Plenum’s estimate is in the same ballpark as the Asian Development Bank’s (ADB) forecast. The ADB recently projected job losses for the Chinese mainland and many other economies(https://data.adb.org/dataset/covid-19-economic-impact-assessment-template). It sees China’s employment declining by between 4.74 and 5.25 percent, depending on the length of time it takes to contain the virus. This would translate into 25-28 million urban jobs lost, given Plenum’s estimate of urban employment at 530 million.
While the loss of millions of jobs is clearly a setback for the economy and the cause of much human suffering, China has two advantages, compared to many other countries, in digesting such a large increase in unemployment.
The first of these is favorable demographics. Largely as a result of the one-child policy, China’s working age population peaked in 2013 and has been declining ever since. The graph below shows that in both 2018 and 2019, the working age population fell by close to 5 million people.
While a shrinking working age population represents a long-run challenge for producing goods and services, in the short term it creates space to absorb a portion of the laid off workers.
The second advantage that China has, is the way in which the rural labor force can buffer fluctuations in the urban economy. The graph below shows the annual change in employment in both urban and rural areas as well as in the whole economy. On average, over the last five years, the urban economy created about 10 million net new jobs. With an essentially stagnant labor force, the only way these positions could be staffed was by inducing workers from the countryside to migrate to the city. Given that urban workers are, on average, much more productive than their rural counterparts, higher wages provide the incentive to move.

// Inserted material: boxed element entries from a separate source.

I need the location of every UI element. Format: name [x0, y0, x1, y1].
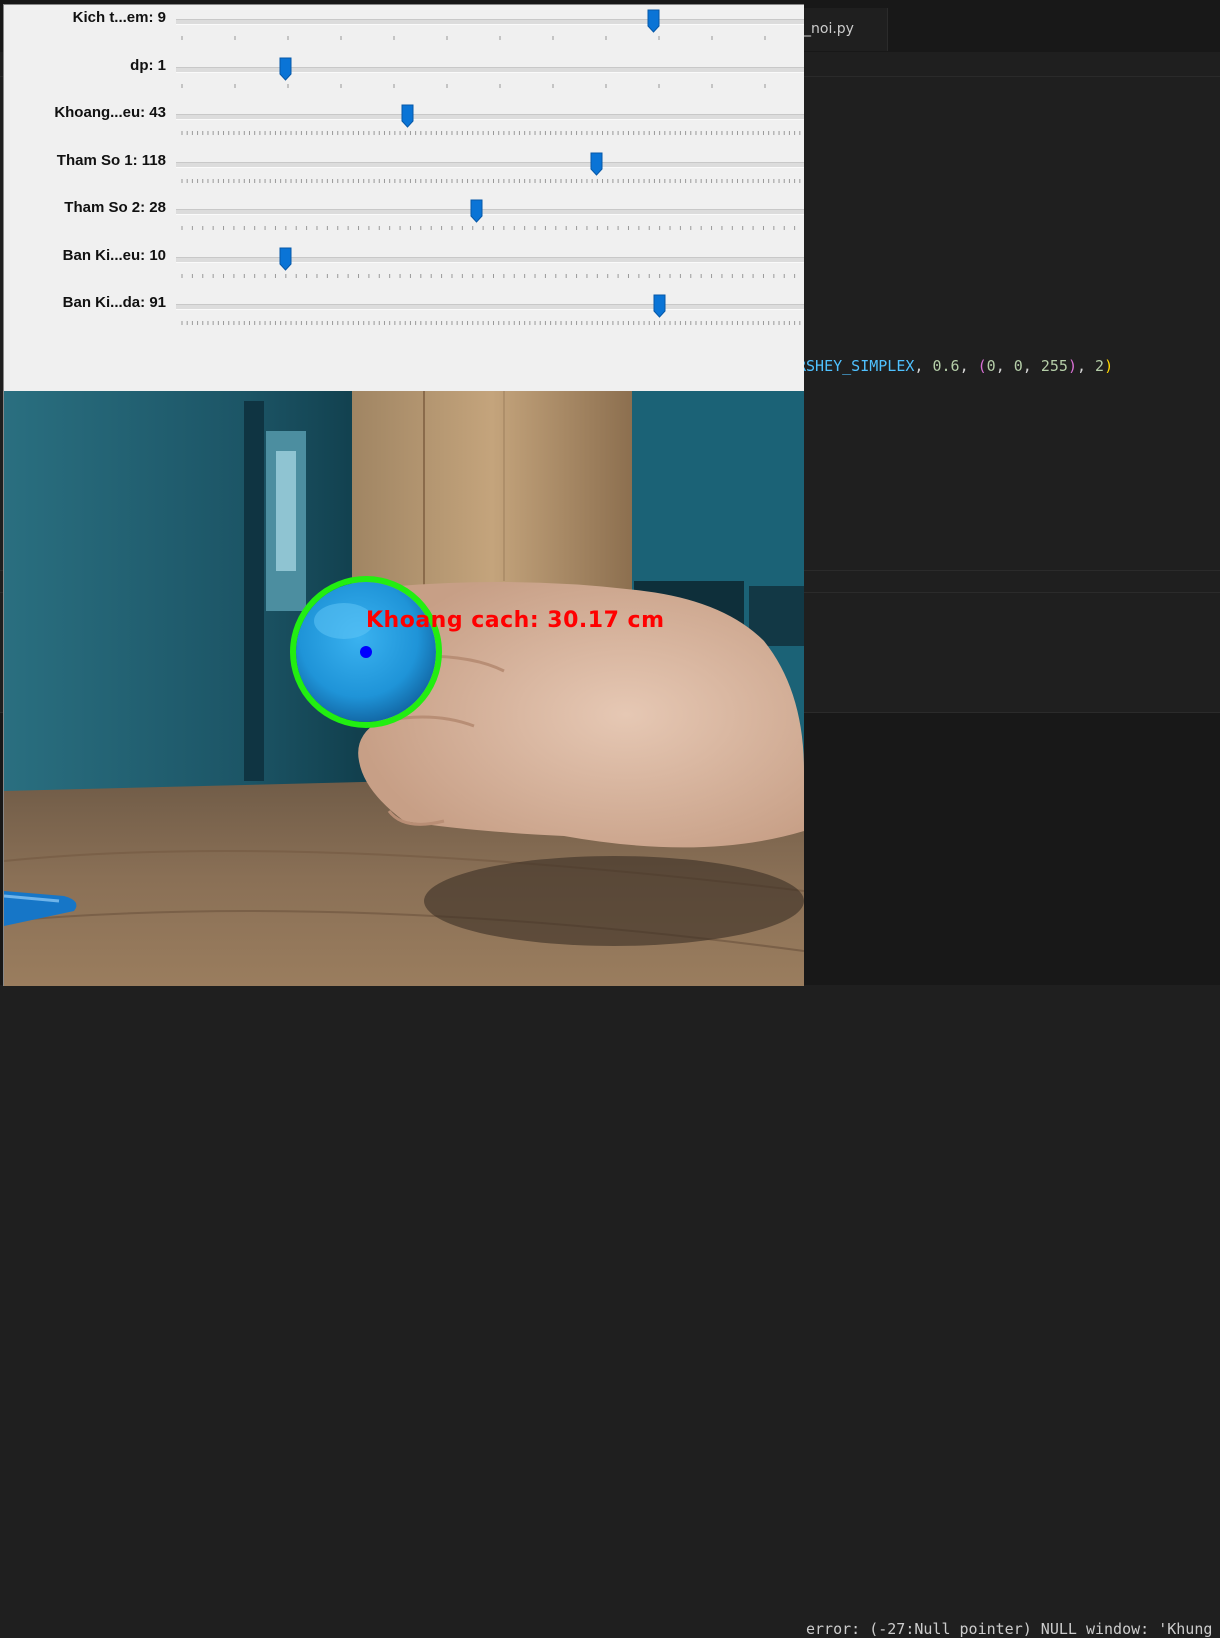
tab-active-file[interactable]: _noi.py: [790, 8, 888, 51]
trackbar-row: Khoang...eu: 43: [4, 104, 804, 144]
trackbar-label: Kich t...em: 9: [72, 9, 166, 26]
trackbar-row: Tham So 2: 28: [4, 199, 804, 239]
code-font-scale: 0.6: [932, 357, 960, 375]
trackbar-label: Khoang...eu: 43: [54, 104, 166, 121]
camera-image: [4, 391, 804, 986]
code-separator: ,: [959, 357, 978, 375]
trackbar-thumb[interactable]: [590, 152, 603, 176]
trackbar-label: Tham So 2: 28: [64, 199, 166, 216]
trackbar-ticks: [181, 321, 801, 325]
code-paren: ): [1067, 357, 1077, 375]
code-constant: RSHEY_SIMPLEX: [797, 357, 915, 375]
trackbar-thumb[interactable]: [470, 199, 483, 223]
trackbar-label: Tham So 1: 118: [56, 151, 166, 169]
code-color-r: 255: [1040, 357, 1068, 375]
trackbar-thumb[interactable]: [279, 57, 292, 81]
trackbar-ticks: [181, 131, 801, 135]
trackbar-label: Ban Ki...da: 91: [62, 294, 166, 311]
trackbar-thumb[interactable]: [401, 104, 414, 128]
terminal-error-line: error: (-27:Null pointer) NULL window: '…: [806, 1620, 1213, 1638]
trackbar-thumb[interactable]: [653, 294, 666, 318]
circle-center-dot: [360, 646, 372, 658]
trackbar-row: Kich t...em: 9: [4, 9, 804, 49]
trackbar-track[interactable]: [176, 161, 804, 168]
code-tuple: 0, 0, 255: [986, 357, 1068, 375]
trackbar-row: Ban Ki...eu: 10: [4, 247, 804, 287]
code-separator: ,: [914, 357, 933, 375]
trackbar-label: dp: 1: [130, 56, 166, 74]
trackbar-thumb[interactable]: [647, 9, 660, 33]
trackbar-ticks: [181, 273, 796, 278]
code-color-b: 0: [986, 357, 996, 375]
code-paren: (: [977, 357, 987, 375]
camera-frame: Khoang cach: 30.17 cm: [4, 391, 804, 986]
trackbar-ticks: [181, 178, 801, 183]
trackbar-track[interactable]: [176, 209, 804, 215]
code-thickness: 2: [1095, 357, 1105, 375]
trackbar-row: dp: 1: [4, 57, 804, 97]
trackbar-row: Ban Ki...da: 91: [4, 294, 804, 334]
trackbar-track[interactable]: [176, 304, 804, 310]
opencv-window[interactable]: Kich t...em: 9 dp: 1 Khoang...eu: 43 Tham S…: [3, 4, 804, 986]
trackbar-track[interactable]: [176, 19, 804, 25]
code-line: RSHEY_SIMPLEX, 0.6, (0, 0, 255), 2): [797, 357, 1114, 375]
trackbar-track[interactable]: [176, 66, 804, 73]
code-color-g: 0: [1013, 357, 1023, 375]
trackbar-track[interactable]: [176, 114, 804, 120]
distance-overlay-text: Khoang cach: 30.17 cm: [366, 608, 665, 633]
trackbar-thumb[interactable]: [279, 247, 292, 271]
trackbar-ticks: [181, 226, 796, 230]
trackbar-track[interactable]: [176, 256, 804, 263]
trackbar-ticks: [181, 83, 766, 88]
trackbar-row: Tham So 1: 118: [4, 152, 804, 192]
trackbar-label: Ban Ki...eu: 10: [62, 246, 166, 264]
code-paren: ): [1104, 357, 1114, 375]
trackbar-ticks: [181, 36, 766, 40]
tab-label: _noi.py: [804, 21, 854, 37]
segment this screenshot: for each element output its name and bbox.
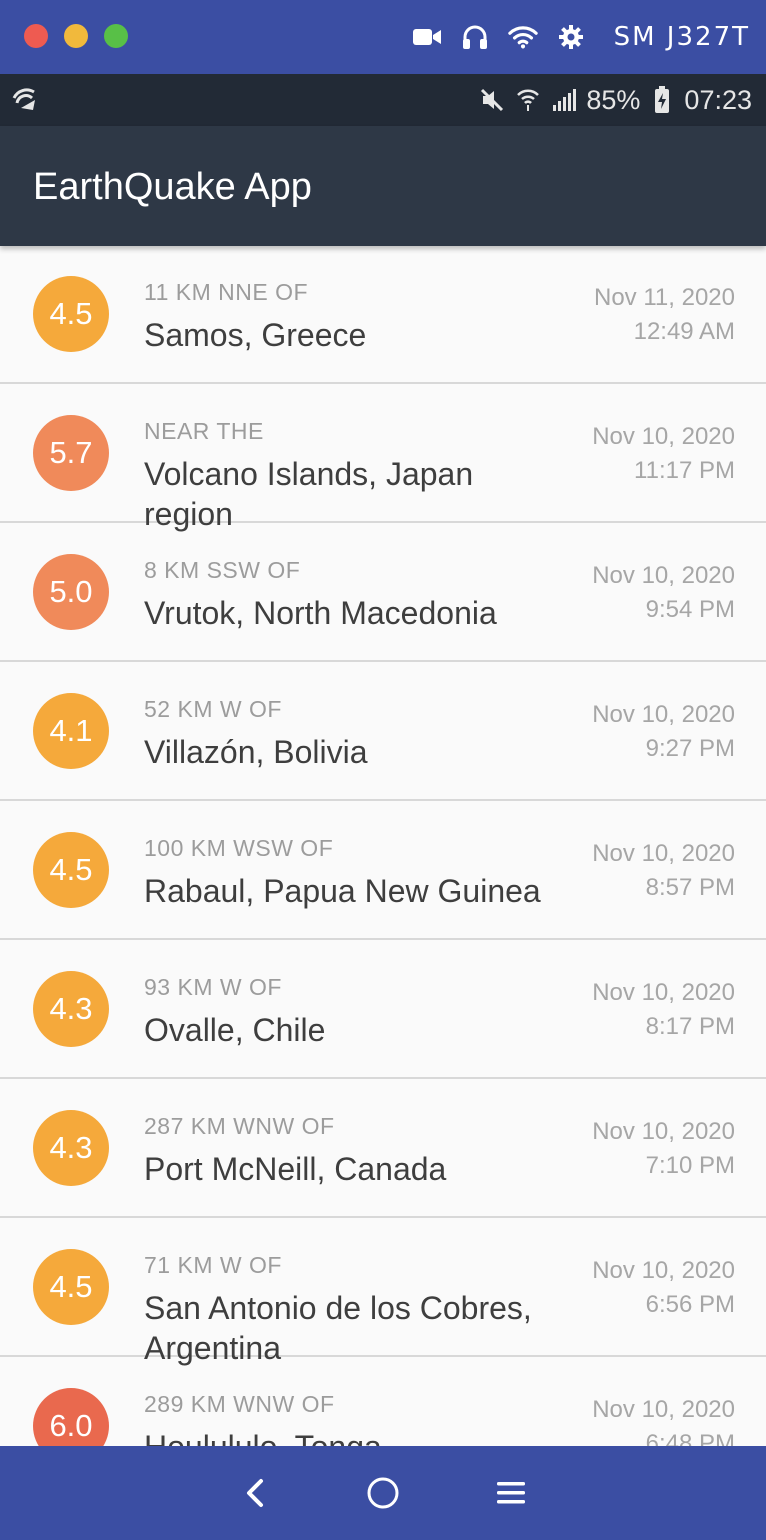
magnitude-badge: 5.0 — [33, 554, 109, 630]
earthquake-row[interactable]: 4.3 93 KM W OF Ovalle, Chile Nov 10, 2020 8:… — [0, 940, 766, 1079]
primary-location: Port McNeill, Canada — [144, 1151, 447, 1187]
mute-icon — [478, 86, 506, 114]
quake-date: Nov 11, 2020 — [594, 284, 735, 311]
device-name: SM J327T — [613, 22, 750, 52]
quake-date: Nov 10, 2020 — [592, 423, 735, 450]
quake-time: 6:48 PM — [645, 1430, 735, 1446]
quake-time: 12:49 AM — [633, 318, 735, 345]
earthquake-row[interactable]: 4.1 52 KM W OF Villazón, Bolivia Nov 10, 20… — [0, 662, 766, 801]
magnitude-badge: 4.5 — [33, 1249, 109, 1325]
location-offset: NEAR THE — [144, 418, 264, 444]
quake-date: Nov 10, 2020 — [592, 1118, 735, 1145]
location-offset: 289 KM WNW OF — [144, 1391, 335, 1417]
quake-date: Nov 10, 2020 — [592, 1396, 735, 1423]
magnitude-badge: 4.3 — [33, 1110, 109, 1186]
magnitude-badge: 4.1 — [33, 693, 109, 769]
earthquake-row[interactable]: 5.7 NEAR THE Volcano Islands, Japan region… — [0, 384, 766, 532]
earthquake-row[interactable]: 4.5 71 KM W OF San Antonio de los Cobres, … — [0, 1218, 766, 1366]
earthquake-list[interactable]: 4.5 11 KM NNE OF Samos, Greece Nov 11, 2020… — [0, 245, 766, 1446]
primary-location: Samos, Greece — [144, 317, 367, 353]
quake-time: 11:17 PM — [634, 457, 735, 484]
navigation-bar — [0, 1446, 766, 1540]
location-offset: 287 KM WNW OF — [144, 1113, 335, 1139]
wifi-signal-icon — [514, 86, 542, 114]
gear-icon[interactable] — [556, 22, 586, 52]
quake-date: Nov 10, 2020 — [592, 562, 735, 589]
minimize-window-button[interactable] — [64, 24, 88, 48]
maximize-window-button[interactable] — [104, 24, 128, 48]
location-offset: 52 KM W OF — [144, 696, 282, 722]
quake-date: Nov 10, 2020 — [592, 1257, 735, 1284]
quake-time: 7:10 PM — [645, 1152, 735, 1179]
quake-date: Nov 10, 2020 — [592, 701, 735, 728]
location-offset: 100 KM WSW OF — [144, 835, 334, 861]
wifi-icon[interactable] — [507, 22, 538, 52]
battery-percent: 85% — [586, 84, 641, 115]
primary-location: Vrutok, North Macedonia — [144, 595, 497, 631]
earthquake-row[interactable]: 4.3 287 KM WNW OF Port McNeill, Canada Nov … — [0, 1079, 766, 1218]
location-offset: 93 KM W OF — [144, 974, 282, 1000]
quake-date: Nov 10, 2020 — [592, 979, 735, 1006]
quake-time: 6:56 PM — [645, 1291, 735, 1318]
primary-location: Rabaul, Papua New Guinea — [144, 873, 541, 909]
primary-location: Villazón, Bolivia — [144, 734, 368, 770]
primary-location: Volcano Islands, Japan region — [144, 456, 474, 532]
quake-time: 9:54 PM — [645, 596, 735, 623]
quake-time: 8:57 PM — [645, 874, 735, 901]
magnitude-badge: 4.5 — [33, 276, 109, 352]
magnitude-badge: 4.5 — [33, 832, 109, 908]
status-time: 07:23 — [684, 84, 752, 115]
magnitude-badge: 5.7 — [33, 415, 109, 491]
earthquake-row[interactable]: 6.0 289 KM WNW OF Houlululo, Tonga Nov 10, … — [0, 1357, 766, 1446]
status-bar: 85% 07:23 — [0, 74, 766, 126]
quake-time: 8:17 PM — [645, 1013, 735, 1040]
app-title: EarthQuake App — [33, 166, 312, 208]
magnitude-badge: 6.0 — [33, 1388, 109, 1446]
close-window-button[interactable] — [24, 24, 48, 48]
menu-icon[interactable] — [493, 1475, 529, 1511]
location-offset: 11 KM NNE OF — [144, 279, 309, 305]
primary-location: San Antonio de los Cobres, Argentina — [144, 1290, 532, 1366]
earthquake-row[interactable]: 4.5 100 KM WSW OF Rabaul, Papua New Guinea… — [0, 801, 766, 940]
back-icon[interactable] — [237, 1475, 273, 1511]
primary-location: Houlululo, Tonga — [144, 1427, 564, 1446]
quake-time: 9:27 PM — [645, 735, 735, 762]
earthquake-row[interactable]: 4.5 11 KM NNE OF Samos, Greece Nov 11, 2020… — [0, 245, 766, 384]
home-icon[interactable] — [365, 1475, 401, 1511]
cast-icon — [10, 86, 40, 116]
headphones-icon[interactable] — [460, 22, 490, 52]
window-titlebar: SM J327T — [0, 0, 766, 74]
quake-date: Nov 10, 2020 — [592, 840, 735, 867]
location-offset: 71 KM W OF — [144, 1252, 282, 1278]
battery-charging-icon — [648, 86, 676, 114]
earthquake-row[interactable]: 5.0 8 KM SSW OF Vrutok, North Macedonia Nov… — [0, 523, 766, 662]
cell-signal-icon — [550, 86, 578, 114]
app-bar: EarthQuake App — [0, 126, 766, 246]
primary-location: Ovalle, Chile — [144, 1012, 326, 1048]
video-camera-icon[interactable] — [412, 22, 442, 52]
magnitude-badge: 4.3 — [33, 971, 109, 1047]
location-offset: 8 KM SSW OF — [144, 557, 301, 583]
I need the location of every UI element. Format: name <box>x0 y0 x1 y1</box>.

When the urban economy slows, as it did in 2008-09, fewer urban workspaces are created, the demand for rural labor falls and there is less migration. This year, urban jobs will disappear. The 10 million rural workers who had been planning to move to the cities will stay at home. Perhaps the same amount again will leave the cities and return to their villages, where they will be re-absorbed by their families, which form their social safety net.
Of course, many urban workers will lose their jobs as well. They will not have the option of moving to rural areas and living off of the land. However, China’s favorable demographics and the flexibility provided by the migrants will make it somewhat easier for them to find new employment in these difficult circumstances.